Sextants (including the ones on Apollo) are calibrated to 10 seconds of arc. Lunar diameter measurements could approach this accuracy, but Earth diameter measurements would be hampered by the “fuzzy edge” of the atmosphere. In Apollo 8, Jim Lovell was “remarkably consistent” in his choice of apparent horizon altitude. But he was using a single sunlit horizon and a star, not one sunlit and one night time horizon (which would often be necessary to measure earth diameter).

Does anyone know what geometric method was used for cislunar celestial navigation in Apollo? Anyone think my Grampa’s Marine Celestial navigation could be used in space (with addition of Planetary Diameters) ?

Answer 1

Since I didn't have 50 rep points yet I've posted this as a partial answer. My research came up with the following from (for example) GIS Wiki's Sextant (similar wording in Celestial Navitagion Information Network's How to use a Sextant and also here):

Held horizontally, the sextant can be used to measure the angle between any two objects, such as between two lighthouses, which will, similarly, allow for calculation of a line of position on a chart. Celestial navigation continues to be used by private yachtsmen, and particularly by long-distance cruising yachts around the world.

Answer 2

Question “What geometric method was used for Apollo Cislunar navigation? Answer: There was not a single geometric method. Sextant sights were reduced to lines of position, not discrete position fixes. Multiple navigational inputs were numerically integrated by the Flight Computer (FC) to continuously update the State Vector.

Question: “Could traditional Marine Celestial Navigation be used for Cislunar navigation?” Answer: Maybe. But hand calculations would be so tedious the answers would likely be irrelevant by the time they appeared. Calculations could be sped up with a computer, but it would still provide only a position fix, not a vector. The State Vector could be derived from multiple fixes, but once again the information would be stale before it arrived.

Cislunar navigation on Apollo was dependent on either the Command Module’s FC or ground based computing. It could not have been accomplished by hand calculations and ephemeris.

• The following is excerpted from The Apollo Guidance and Navigation document R-500 from MIT https://ntrs.nasa.gov/api/citations/19660019469/downloads/19660019469.pdf

“The originally stated premise that a single failure should leave the system with enough capability to return safely should now be examined... If ground tracking navigation data are unavailable because of a loss of communications, then the onboard system can perform all the necessary navigation. If the onboard navigation capability fails, the ground can provide the necessary data. This applies to the failure of either the optics system or the onboard computer.”

A computer is always in the loop.

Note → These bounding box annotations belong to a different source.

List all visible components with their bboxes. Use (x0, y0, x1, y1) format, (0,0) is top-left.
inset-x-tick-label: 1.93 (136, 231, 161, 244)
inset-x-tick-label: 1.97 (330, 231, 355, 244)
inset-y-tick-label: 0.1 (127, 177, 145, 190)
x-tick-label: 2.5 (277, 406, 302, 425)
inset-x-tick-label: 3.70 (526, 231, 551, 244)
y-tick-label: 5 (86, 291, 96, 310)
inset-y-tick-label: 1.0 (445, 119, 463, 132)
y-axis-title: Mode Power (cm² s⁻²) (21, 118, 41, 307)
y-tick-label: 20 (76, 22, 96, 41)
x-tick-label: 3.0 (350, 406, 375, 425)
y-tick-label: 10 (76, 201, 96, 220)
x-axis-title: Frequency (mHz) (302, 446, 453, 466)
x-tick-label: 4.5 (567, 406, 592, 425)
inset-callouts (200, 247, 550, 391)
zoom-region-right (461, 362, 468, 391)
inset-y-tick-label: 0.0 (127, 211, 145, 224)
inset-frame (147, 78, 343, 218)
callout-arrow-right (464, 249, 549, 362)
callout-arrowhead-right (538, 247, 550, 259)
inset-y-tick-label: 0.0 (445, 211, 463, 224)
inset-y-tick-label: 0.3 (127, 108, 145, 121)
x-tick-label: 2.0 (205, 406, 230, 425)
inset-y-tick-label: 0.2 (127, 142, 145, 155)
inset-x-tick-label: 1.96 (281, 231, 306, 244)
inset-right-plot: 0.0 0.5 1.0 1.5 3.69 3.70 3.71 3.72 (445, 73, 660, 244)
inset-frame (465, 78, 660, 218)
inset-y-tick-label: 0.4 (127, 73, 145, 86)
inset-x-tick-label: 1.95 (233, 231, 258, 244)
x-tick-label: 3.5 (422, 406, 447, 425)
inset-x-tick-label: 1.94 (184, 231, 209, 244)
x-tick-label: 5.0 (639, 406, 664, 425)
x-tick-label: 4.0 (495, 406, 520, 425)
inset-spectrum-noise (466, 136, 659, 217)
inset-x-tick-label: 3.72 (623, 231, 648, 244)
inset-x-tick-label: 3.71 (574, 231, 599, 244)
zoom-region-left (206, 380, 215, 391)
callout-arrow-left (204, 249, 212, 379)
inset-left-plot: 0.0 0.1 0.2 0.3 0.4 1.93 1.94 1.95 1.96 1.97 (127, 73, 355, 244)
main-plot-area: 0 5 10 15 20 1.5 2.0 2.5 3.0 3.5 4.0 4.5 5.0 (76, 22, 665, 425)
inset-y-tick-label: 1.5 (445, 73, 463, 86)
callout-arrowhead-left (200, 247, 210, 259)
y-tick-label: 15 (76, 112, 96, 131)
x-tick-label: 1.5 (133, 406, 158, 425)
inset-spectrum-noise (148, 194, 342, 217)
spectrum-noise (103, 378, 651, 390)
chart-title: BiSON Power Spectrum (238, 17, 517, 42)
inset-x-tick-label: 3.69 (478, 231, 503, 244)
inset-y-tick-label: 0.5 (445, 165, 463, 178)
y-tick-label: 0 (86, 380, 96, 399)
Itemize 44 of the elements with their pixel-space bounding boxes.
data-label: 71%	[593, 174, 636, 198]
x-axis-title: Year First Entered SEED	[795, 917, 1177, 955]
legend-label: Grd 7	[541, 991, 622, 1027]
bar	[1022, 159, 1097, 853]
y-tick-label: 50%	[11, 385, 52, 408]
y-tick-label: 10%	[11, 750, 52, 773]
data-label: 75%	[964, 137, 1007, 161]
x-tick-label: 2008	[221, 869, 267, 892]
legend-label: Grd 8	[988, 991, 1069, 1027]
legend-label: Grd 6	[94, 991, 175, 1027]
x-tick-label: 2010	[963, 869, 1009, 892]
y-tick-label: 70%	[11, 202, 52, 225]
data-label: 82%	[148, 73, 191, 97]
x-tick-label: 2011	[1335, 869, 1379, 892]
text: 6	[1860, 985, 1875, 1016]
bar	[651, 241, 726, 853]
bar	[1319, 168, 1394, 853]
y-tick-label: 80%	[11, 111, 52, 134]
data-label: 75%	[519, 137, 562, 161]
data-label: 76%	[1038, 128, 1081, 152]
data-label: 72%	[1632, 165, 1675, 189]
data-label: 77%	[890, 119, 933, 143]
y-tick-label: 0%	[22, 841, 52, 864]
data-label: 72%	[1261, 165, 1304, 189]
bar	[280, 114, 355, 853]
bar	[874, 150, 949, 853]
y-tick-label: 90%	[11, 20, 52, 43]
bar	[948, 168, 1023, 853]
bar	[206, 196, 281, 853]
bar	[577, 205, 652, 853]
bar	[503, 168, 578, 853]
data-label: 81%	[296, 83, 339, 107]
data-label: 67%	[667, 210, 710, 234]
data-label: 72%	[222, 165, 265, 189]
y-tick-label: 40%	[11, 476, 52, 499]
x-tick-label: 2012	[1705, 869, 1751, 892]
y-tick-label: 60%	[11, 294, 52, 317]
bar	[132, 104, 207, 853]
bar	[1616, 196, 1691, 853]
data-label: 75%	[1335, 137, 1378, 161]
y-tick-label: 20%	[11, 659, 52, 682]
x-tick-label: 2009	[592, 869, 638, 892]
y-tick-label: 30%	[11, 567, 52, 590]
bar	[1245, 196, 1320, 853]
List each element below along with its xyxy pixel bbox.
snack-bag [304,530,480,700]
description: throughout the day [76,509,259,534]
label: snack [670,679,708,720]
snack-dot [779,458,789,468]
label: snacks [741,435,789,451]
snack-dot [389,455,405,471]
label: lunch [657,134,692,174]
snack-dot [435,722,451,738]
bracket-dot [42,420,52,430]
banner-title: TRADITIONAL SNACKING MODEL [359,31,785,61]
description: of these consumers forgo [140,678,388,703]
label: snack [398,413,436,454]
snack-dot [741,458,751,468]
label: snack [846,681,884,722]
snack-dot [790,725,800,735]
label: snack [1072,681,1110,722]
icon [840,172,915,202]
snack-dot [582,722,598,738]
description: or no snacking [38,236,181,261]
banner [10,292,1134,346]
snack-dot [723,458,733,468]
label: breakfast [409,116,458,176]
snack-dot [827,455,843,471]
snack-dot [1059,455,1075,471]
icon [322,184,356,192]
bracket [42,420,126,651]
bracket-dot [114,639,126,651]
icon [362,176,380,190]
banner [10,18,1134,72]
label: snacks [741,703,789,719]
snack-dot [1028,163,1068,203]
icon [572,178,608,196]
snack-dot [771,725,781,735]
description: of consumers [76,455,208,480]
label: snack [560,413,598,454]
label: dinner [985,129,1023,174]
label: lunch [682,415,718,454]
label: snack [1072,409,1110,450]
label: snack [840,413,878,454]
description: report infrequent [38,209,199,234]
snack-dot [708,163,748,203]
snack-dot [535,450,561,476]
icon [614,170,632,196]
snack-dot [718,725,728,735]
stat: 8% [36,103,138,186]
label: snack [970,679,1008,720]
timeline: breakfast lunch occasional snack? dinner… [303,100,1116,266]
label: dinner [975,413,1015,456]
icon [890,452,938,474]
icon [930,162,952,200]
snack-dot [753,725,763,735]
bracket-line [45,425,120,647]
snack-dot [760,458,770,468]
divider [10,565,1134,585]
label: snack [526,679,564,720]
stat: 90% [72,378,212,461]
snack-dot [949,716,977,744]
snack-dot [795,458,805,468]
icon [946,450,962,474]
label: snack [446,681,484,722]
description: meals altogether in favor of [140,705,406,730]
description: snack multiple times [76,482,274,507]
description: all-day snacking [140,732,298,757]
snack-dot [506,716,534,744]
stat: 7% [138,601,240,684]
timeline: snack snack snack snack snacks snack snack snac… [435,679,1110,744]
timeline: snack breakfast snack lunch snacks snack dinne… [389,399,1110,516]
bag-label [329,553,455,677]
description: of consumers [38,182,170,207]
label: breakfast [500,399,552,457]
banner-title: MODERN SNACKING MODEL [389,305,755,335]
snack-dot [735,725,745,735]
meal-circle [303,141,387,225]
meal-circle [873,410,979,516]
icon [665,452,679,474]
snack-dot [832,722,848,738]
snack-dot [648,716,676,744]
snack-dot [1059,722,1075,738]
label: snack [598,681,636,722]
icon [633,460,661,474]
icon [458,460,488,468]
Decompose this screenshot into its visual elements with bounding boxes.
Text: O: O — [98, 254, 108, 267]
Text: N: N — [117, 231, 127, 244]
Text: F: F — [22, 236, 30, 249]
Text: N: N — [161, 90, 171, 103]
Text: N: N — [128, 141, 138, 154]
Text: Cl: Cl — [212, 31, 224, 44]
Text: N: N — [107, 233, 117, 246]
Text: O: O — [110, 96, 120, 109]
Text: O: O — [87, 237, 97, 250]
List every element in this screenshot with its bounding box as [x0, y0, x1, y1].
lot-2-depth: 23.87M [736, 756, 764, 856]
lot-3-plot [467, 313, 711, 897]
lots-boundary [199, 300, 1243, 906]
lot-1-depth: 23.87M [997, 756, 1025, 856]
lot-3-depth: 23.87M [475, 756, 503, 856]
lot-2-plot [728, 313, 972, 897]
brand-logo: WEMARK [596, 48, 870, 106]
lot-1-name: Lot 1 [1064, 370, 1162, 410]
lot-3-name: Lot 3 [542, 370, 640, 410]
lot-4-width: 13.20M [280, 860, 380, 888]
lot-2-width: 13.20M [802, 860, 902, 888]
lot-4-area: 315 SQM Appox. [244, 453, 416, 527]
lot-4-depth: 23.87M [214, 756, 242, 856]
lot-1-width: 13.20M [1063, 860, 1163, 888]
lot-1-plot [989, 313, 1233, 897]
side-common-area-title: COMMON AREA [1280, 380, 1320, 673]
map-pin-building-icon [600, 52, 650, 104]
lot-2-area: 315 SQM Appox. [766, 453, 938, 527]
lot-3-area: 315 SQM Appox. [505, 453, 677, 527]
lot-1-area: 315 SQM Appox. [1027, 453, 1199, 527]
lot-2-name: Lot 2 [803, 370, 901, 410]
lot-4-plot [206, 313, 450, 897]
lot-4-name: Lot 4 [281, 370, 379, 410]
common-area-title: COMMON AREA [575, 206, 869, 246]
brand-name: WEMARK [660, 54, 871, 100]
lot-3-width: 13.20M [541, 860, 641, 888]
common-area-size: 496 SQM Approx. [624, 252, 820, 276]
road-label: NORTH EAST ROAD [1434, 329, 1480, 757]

It can do a better, faster job than traditional methods.

• From Chapter III-2 Coasting Flight Navigation: (same document)

Flight Computer (FC) Inputs:

Distance, velocity, elevation and azimuth from well-established reference points
Angles between lines of sight to known celestial objects,
Star occultations, and
Apparent planet diameters.

The input navigation information listed above does not include an absolute position fix, but each piece of information can update a portion of the State Vector coordinates. For instance, radar may provide z-axis data and velocity. Horizon/star sights may provide x-axis and y-axis data but no velocity data.

A value for the 6-dimensional State Vector is maintained in the FC. It uses an Earth- or Moon-centered equatorial coordinate system (depending on the sphere of influence). The computer uses equations of motion to continuously update the State Vector using numerical integration of the inertial sensor data. As other navigational inputs become available, they, too, are used to update the State Vector.

During cislunar flight, navigation observations could potentially keep astronauts busy 24/7 … too busy to perform other tasks. To optimize the workload, the flight plan limits navigation observations to those which will increase navigational accuracy. Accuracy was defined as reduced RMS error at the next transit endpoint, such as Lunar orbital insertion.